In these times of cutbacks, that is good news for the institutes.
However, Prof. Thom Palstra, scientific director of the Zernike Institute, is still worried.
‘I am delighted for these two research schools.
However, in the long term this cabinet’s focus on innovation will damage top research – and thus eventually the Dutch economy as well.’
The Zernike Institute and NOVA are undoubtedly two of the world’s best research schools. Last year, the Zernike Institute for Advanced Materials appeared in ninth place on the Times Higher Education global ranking list of institutes for materials research. The Groningen research school was ahead of universities such as Princeton, Stanford and Cambridge. In an evaluation by NWO, the Zernike Institute and NOVA were both given the predicate ‘exemplary’. State Secretary Zijlstra has rewarded this by continuing the funding of the institutes. The other four recognized top research schools will have to compete once more in a wide competition to secure their funding.
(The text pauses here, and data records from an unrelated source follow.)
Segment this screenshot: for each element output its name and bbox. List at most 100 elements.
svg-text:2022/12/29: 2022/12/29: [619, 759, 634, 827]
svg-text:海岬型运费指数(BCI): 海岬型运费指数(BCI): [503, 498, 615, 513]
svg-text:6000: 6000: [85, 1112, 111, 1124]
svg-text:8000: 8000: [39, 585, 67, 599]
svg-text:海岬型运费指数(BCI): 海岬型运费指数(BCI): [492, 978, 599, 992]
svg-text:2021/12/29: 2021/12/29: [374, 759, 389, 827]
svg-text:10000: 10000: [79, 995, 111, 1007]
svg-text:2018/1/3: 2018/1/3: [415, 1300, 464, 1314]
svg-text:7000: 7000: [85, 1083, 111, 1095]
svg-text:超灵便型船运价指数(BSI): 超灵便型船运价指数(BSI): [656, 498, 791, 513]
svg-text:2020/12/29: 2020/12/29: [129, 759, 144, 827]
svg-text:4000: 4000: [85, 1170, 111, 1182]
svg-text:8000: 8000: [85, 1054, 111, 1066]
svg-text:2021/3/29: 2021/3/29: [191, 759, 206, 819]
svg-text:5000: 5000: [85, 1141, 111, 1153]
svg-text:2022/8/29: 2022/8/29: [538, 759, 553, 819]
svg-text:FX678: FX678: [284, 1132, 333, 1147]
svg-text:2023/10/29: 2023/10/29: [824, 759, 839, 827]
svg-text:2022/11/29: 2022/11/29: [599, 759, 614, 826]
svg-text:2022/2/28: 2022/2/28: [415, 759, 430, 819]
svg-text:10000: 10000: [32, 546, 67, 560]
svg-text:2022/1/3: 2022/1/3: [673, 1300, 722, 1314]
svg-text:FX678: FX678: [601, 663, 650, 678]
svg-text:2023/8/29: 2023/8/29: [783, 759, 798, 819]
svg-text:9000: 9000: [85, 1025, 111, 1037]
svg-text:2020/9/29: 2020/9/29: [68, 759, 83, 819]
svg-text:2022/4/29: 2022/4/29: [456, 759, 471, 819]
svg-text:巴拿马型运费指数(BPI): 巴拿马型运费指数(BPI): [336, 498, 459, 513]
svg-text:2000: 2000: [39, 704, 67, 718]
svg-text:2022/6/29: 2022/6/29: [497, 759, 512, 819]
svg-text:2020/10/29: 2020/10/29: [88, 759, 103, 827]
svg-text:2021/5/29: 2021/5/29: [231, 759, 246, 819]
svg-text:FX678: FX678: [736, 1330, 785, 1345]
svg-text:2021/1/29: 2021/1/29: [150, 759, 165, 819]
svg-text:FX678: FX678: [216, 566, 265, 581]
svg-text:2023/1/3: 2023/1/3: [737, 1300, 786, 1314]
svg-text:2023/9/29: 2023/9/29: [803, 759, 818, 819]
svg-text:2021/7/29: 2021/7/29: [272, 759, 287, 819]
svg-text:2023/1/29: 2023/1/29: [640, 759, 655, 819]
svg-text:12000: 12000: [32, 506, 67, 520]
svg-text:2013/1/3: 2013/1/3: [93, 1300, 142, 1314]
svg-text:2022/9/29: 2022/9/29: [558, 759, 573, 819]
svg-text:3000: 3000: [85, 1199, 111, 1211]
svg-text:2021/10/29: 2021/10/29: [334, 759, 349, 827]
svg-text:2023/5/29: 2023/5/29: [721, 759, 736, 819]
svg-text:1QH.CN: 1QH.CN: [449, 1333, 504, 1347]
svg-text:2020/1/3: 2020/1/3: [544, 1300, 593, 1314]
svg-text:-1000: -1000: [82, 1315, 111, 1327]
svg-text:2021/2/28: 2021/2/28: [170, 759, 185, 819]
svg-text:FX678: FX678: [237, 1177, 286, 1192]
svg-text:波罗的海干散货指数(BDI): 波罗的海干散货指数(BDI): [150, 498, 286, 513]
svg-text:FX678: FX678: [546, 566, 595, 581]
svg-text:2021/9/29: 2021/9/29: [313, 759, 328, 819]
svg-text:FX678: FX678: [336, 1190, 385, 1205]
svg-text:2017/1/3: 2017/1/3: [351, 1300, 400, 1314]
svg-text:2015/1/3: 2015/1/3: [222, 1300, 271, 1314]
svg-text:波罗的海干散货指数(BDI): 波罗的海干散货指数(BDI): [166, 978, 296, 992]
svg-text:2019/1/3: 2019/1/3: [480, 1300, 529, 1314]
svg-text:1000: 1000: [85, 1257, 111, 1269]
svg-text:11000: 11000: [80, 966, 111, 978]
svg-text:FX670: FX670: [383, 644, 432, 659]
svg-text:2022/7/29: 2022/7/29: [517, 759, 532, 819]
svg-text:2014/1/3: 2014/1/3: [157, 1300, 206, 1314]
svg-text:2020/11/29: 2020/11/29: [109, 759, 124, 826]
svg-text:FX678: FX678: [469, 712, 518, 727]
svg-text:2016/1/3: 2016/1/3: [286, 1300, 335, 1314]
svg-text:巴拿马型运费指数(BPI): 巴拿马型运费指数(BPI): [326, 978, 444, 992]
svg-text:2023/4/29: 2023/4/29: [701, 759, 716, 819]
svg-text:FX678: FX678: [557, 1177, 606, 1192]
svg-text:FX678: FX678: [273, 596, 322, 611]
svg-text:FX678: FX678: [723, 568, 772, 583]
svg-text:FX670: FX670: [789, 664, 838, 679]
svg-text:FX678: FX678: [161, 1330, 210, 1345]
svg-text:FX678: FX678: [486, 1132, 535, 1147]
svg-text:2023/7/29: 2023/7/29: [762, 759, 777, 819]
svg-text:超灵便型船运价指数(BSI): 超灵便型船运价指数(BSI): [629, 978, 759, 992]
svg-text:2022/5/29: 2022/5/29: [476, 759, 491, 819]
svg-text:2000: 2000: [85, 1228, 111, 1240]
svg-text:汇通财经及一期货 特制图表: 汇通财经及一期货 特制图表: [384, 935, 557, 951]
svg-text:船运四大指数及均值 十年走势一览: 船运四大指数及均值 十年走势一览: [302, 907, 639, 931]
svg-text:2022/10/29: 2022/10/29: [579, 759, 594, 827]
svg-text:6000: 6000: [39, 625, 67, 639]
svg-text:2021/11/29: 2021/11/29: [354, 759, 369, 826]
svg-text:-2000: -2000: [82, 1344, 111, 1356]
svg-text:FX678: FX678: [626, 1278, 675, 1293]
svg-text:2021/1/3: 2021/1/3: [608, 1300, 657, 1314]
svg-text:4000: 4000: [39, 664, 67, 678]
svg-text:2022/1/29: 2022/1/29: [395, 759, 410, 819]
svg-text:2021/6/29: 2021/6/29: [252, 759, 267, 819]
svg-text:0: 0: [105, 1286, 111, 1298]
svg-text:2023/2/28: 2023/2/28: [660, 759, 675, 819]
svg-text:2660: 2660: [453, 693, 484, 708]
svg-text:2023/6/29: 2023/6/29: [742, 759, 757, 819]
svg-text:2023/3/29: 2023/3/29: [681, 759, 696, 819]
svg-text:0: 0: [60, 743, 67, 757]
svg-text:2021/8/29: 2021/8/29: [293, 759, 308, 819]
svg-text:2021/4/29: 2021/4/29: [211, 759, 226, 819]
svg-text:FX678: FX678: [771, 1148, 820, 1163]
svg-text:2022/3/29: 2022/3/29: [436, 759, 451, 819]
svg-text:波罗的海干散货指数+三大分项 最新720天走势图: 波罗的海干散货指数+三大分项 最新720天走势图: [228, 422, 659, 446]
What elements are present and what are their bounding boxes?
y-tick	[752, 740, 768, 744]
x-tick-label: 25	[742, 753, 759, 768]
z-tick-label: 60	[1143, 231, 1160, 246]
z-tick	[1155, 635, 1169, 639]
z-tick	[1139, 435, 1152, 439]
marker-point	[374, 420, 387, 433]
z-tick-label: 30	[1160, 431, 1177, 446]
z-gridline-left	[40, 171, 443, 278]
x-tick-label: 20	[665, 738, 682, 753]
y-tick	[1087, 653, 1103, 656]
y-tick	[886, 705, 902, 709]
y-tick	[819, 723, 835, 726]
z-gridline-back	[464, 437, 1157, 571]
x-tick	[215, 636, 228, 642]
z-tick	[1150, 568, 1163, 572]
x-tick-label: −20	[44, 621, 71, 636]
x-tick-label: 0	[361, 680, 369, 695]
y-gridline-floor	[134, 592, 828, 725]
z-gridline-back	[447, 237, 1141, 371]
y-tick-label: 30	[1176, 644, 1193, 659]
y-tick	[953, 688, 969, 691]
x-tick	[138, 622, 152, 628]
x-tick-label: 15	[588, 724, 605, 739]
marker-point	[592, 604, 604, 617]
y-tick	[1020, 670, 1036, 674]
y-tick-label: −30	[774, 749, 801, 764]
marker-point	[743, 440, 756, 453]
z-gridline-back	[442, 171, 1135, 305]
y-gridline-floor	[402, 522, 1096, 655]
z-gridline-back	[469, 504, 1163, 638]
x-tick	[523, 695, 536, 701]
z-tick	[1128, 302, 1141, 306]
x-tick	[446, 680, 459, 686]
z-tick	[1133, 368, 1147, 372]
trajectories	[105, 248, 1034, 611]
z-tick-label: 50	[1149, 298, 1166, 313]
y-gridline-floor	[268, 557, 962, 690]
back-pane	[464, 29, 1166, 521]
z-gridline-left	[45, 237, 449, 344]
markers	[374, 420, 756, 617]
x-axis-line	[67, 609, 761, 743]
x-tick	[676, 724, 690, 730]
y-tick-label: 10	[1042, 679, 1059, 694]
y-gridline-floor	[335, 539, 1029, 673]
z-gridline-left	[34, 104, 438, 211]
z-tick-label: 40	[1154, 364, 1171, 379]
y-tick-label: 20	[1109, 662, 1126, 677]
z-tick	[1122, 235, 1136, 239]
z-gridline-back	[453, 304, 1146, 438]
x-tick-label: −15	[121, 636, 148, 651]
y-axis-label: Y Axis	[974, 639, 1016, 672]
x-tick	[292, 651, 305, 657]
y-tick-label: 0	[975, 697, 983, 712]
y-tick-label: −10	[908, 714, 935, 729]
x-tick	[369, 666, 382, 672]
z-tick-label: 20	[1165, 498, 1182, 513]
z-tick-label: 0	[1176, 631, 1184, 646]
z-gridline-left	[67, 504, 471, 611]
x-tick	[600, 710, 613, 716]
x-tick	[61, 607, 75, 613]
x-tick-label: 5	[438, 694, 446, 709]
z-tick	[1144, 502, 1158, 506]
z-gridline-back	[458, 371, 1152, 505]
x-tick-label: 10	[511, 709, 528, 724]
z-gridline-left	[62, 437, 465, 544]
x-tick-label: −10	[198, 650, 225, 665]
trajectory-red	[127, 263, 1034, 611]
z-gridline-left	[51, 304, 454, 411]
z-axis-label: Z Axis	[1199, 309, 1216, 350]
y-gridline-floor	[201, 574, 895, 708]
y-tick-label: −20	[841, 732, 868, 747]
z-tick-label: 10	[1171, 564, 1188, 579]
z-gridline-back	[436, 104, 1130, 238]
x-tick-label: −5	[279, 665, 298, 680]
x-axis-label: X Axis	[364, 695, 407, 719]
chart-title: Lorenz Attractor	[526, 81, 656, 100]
Thom Palstra is aware of the privileged position of his research school. ‘But Dutch research as a whole is internationally of very high level’, he states. ‘Which is no coincidence – advice from NWO, KNAW and AWT in recent decades has played an important role in this.’ The scientific policy has been very successful. Palstra can understand that the cabinet wants to limit its expenditure, but the ‘extreme emphasis on innovation’ of this cabinet is causing him concern. ‘If you want to assess universities on short-term returns, then you won’t be doing them justice, and in the long term you’ll damage not only the research but also the economy.’
The Zernike Institute researches the fundamental characteristics of materials. Many studies of nanoparticles, superconductivity and magnetism are conducted at an abstract level. Such research results in revolutionary materials in the long term. From kidney stone crushers to computer processors – without fundamental research they could not have been developed. Palstra: ‘The innovation to which our cabinet attaches so much importance relies heavily on fundamental research. If you cut back now on fundamental research and transfer that money to goal-oriented budgets, you are reducing the innovative capacity ten to twenty years down the line.’
His own research school may be coming out of this cutback round unscathed and be able to continue to conduct fundamental research unabated, but cutbacks elsewhere in the university system will also have a negative influence on the Zernike Institute. Palstra: ‘It goes without saying that we don’t operate in a vacuum; our researchers had to be trained somewhere. Cutbacks elsewhere will therefore also affect top institutes.’ The focus on student success rates will also affect the quality of research in the end, thinks the professor. ‘We really should enable students to develop a wide range of talents.’
Compared to the cutbacks being introduced elsewhere in Europe, Dutch research, according to Palstra, has not come off that badly. Nevertheless, he is concerned with the future of the university system, and the value that the cabinet is attaching to the standpoints of Dutch universities. ‘Universities are of crucial importance for society’, comments the professor. ‘You would expect a cabinet to listen more closely to the standpoints of such institutions than they currently appear to be doing.’
Thom Palstra (1958) is professor of solid state chemistry at the University of Groningen. His specialisms are magnetism, conductivity and superconductivity and crystalline structures. Alongside his work as a professor, Palstra is Scientific Director of the Zernike Institute for Advanced Materials and since May 2010 a member of KNAW. Palstra studied in Leiden, where he also gained his PhD, and worked as a postdoc and member of the technical staff of Bell Laboratories in New Jersey (USA).